The pathophysiology of O-OPM has not yet been fully clarified. We speculate that one possible explanation for this condition may be based on the trigeminovascular theory (3) proposed by Carlow. In all the six child patients reported by Carlow, the observed nodular lesion with a trapezoidal configuration in the REZ might have been NMH. Carlow described that the focal nerve enlargement was due to repeated demyelination and remyelination, and therefore the nerve edema improved upon restoration of the blood-nerve barrier during periods of headache remission, resulting in a decrease in the contrast enhancement of the lesion. Carlow considers the mechanism to be equivalent to the contrast enhancement in the nerve root hypertrophy observed in Guillain-Barre syndrome and chronic inflammatory demyelinating polyneuropathy (3,12–15). During the chronic phase, nerve hypertrophy leads to scar formation, possibly resulting in irreversible oculomotor palsy (3,12–15). However, these six cases were children with a mean age of 3.7 years. During the interictal migraine phase, nodules were present, although the degree of contrast enhancement in the lesion was reduced. Moreover, because the number of migraine episodes was limited (about 1 to 2), these cases are unlikely to have a prolonged course leading to secondary nerve hypertrophy due to repeated neuritis.

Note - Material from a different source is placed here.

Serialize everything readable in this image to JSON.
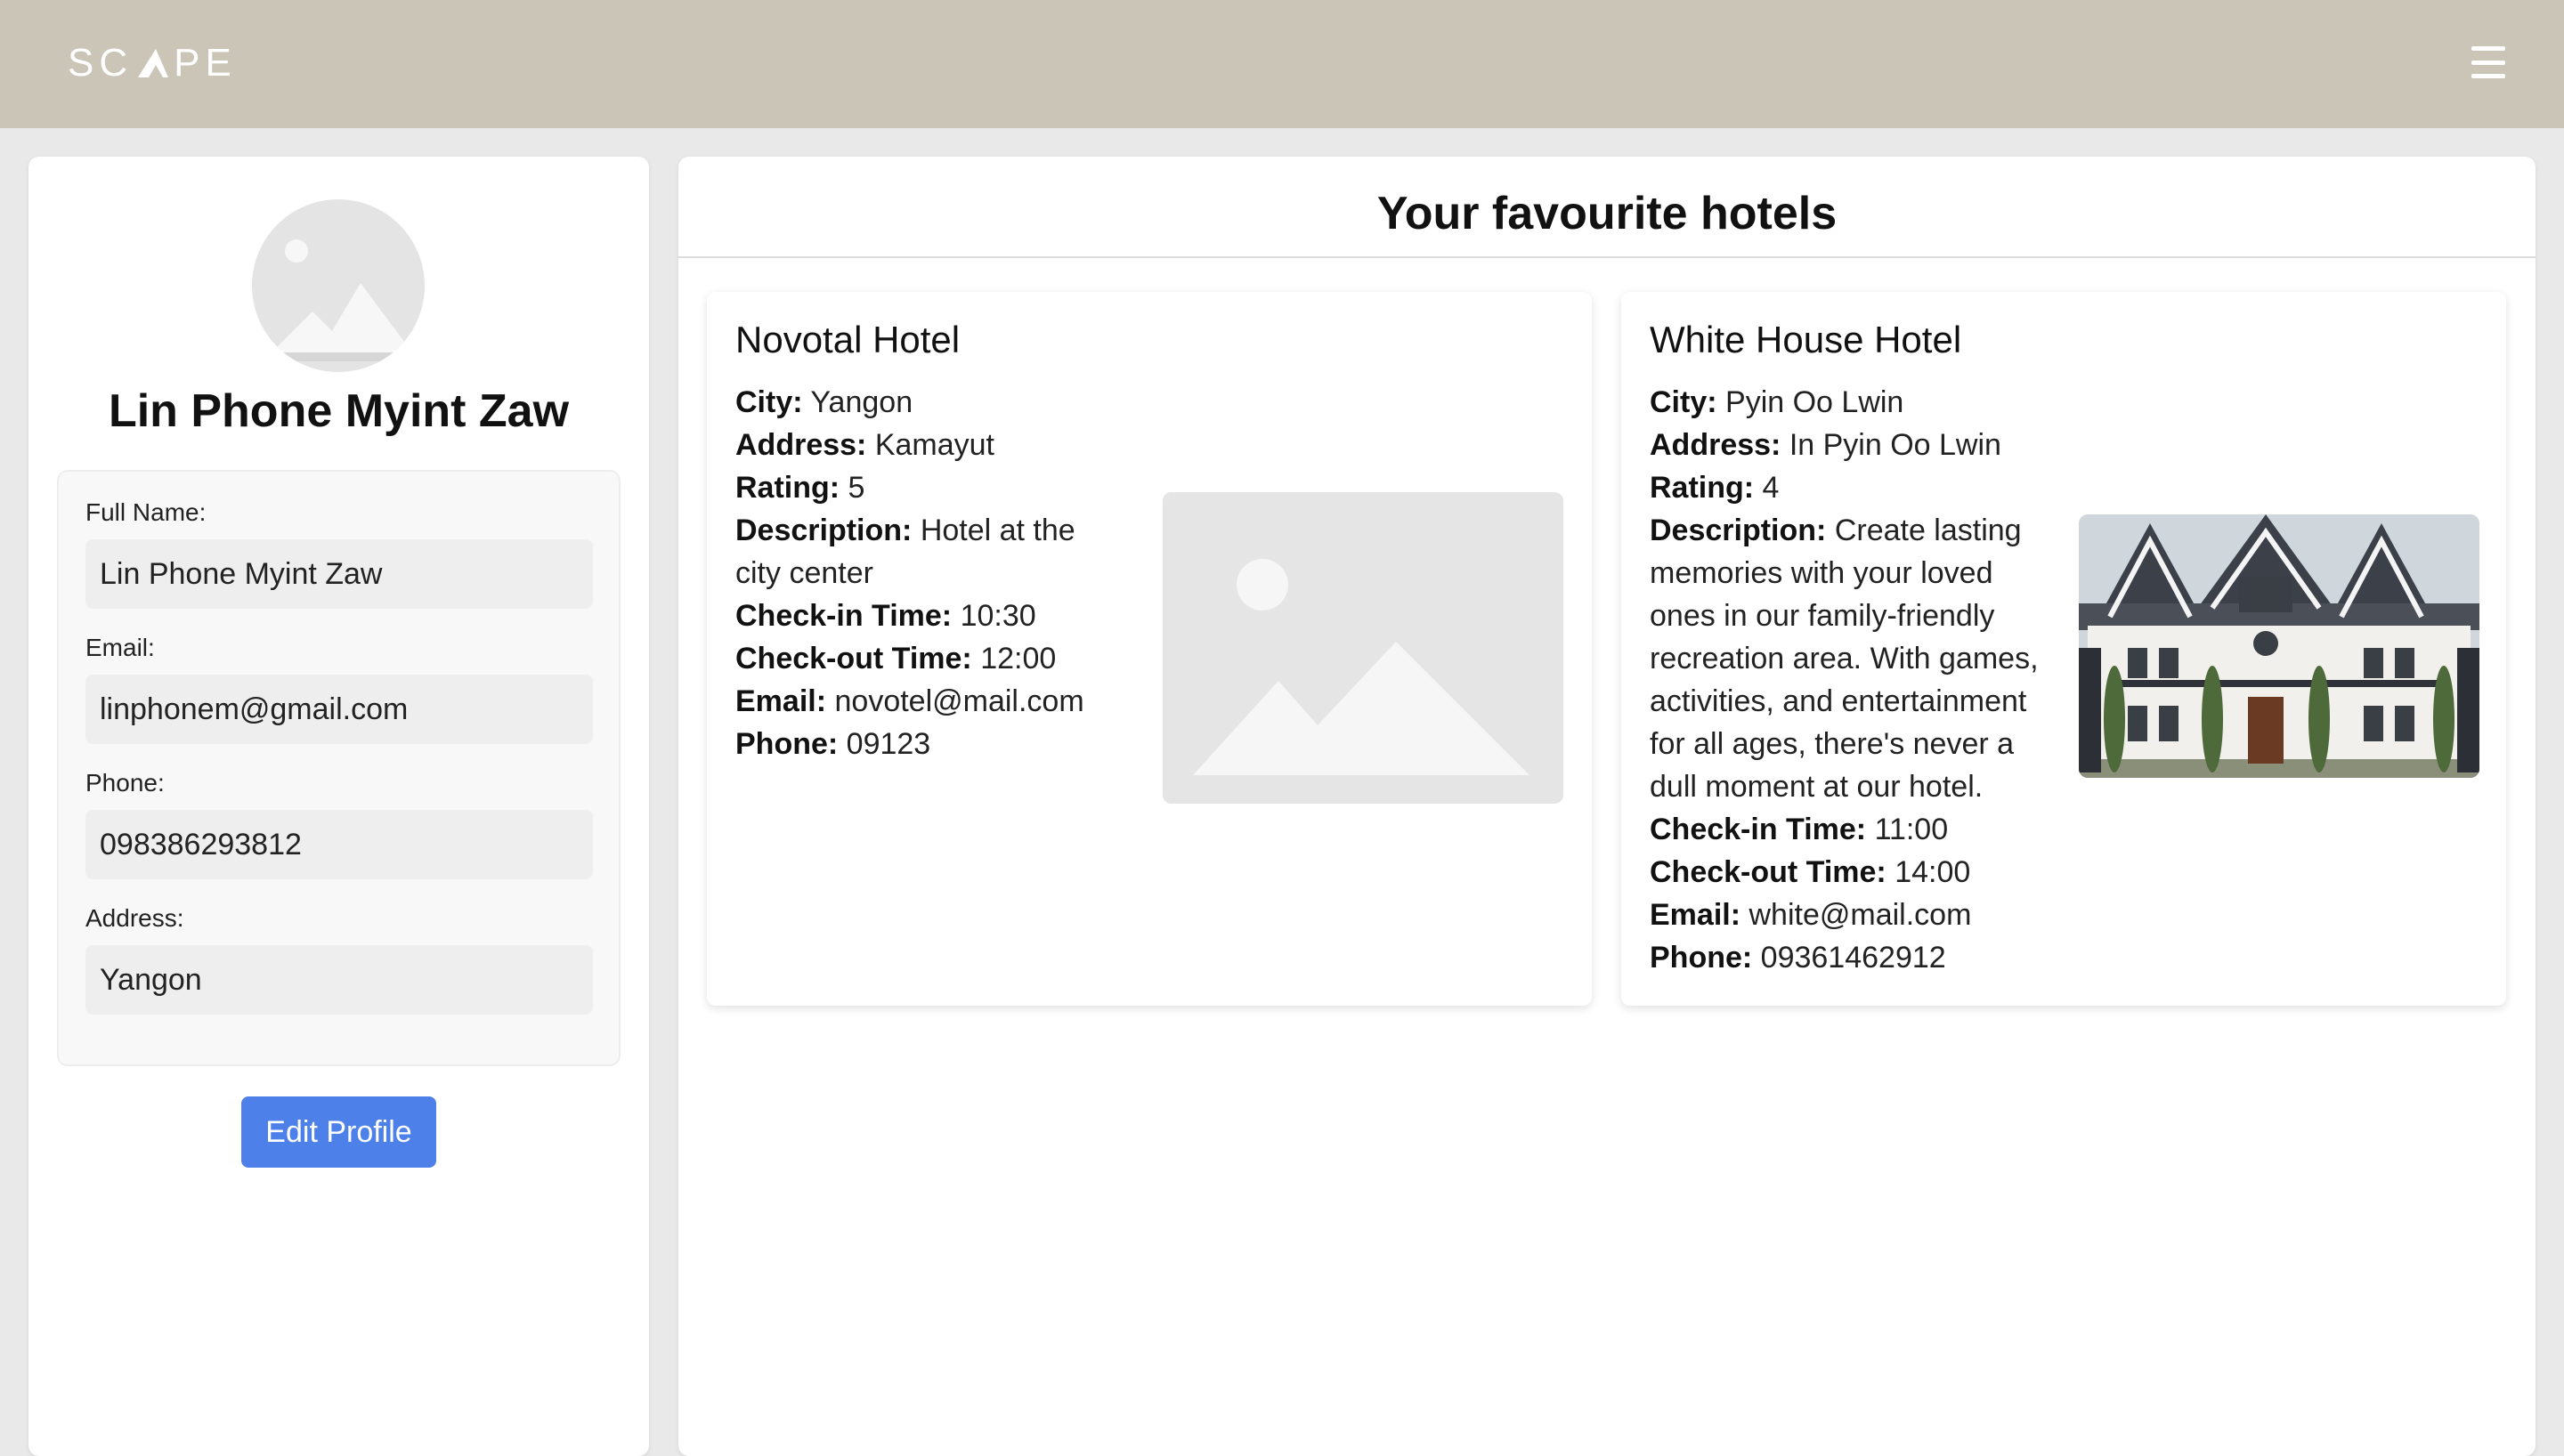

In the present case, oculomotor nerve axons were preserved, although slight edematous swelling was observed. There were no obvious findings of inflammatory cell infiltration or demyelination and thus the strong contrast enhancement of the oculomotor nerve was not changed throughout. The nerve bundles were surrounded by smooth muscle tissue intermingled with slightly proliferated Schwann cells (5,16). We can therefore speculate that the trigeminovascular stimulation-induced dilatation of the blood vessels that supply the oculomotor nerve (3,17) could cause contraction of the muscle structure of the NMH (5), and the resulting strangulation of the oculomotor nerve axons may cause ophthalmoplegia. If these mechanisms occur repeatedly over a long period of time, progression of axonal damage may occur, leading to permanent ophthalmoplegia. The NMH mass in the present case was separated from the surrounding structures by surgical intervention, and biopsy was performed following the partial application of electric cautery. Given that there was no evidence of dilatation of vessels supplying the oculomotor nerve, we speculate that these procedures may have reduced the vascular supply to the muscle structures involved, leading to an improvement in the frequency and intensity of the O-OPM in this case.

Conclusion

Even though the extent of applicability of these findings is limited as a brief report, we describe an extremely rare case of a patient who had a long history of O-OPM due to NMH developing in the oculomotor nerve. Although the primary cause of O-OPM has been considered to be chronically repeated demyelinative change, the presence of NMH in this case is highly likely to be involved in the etiology of the O-OPM.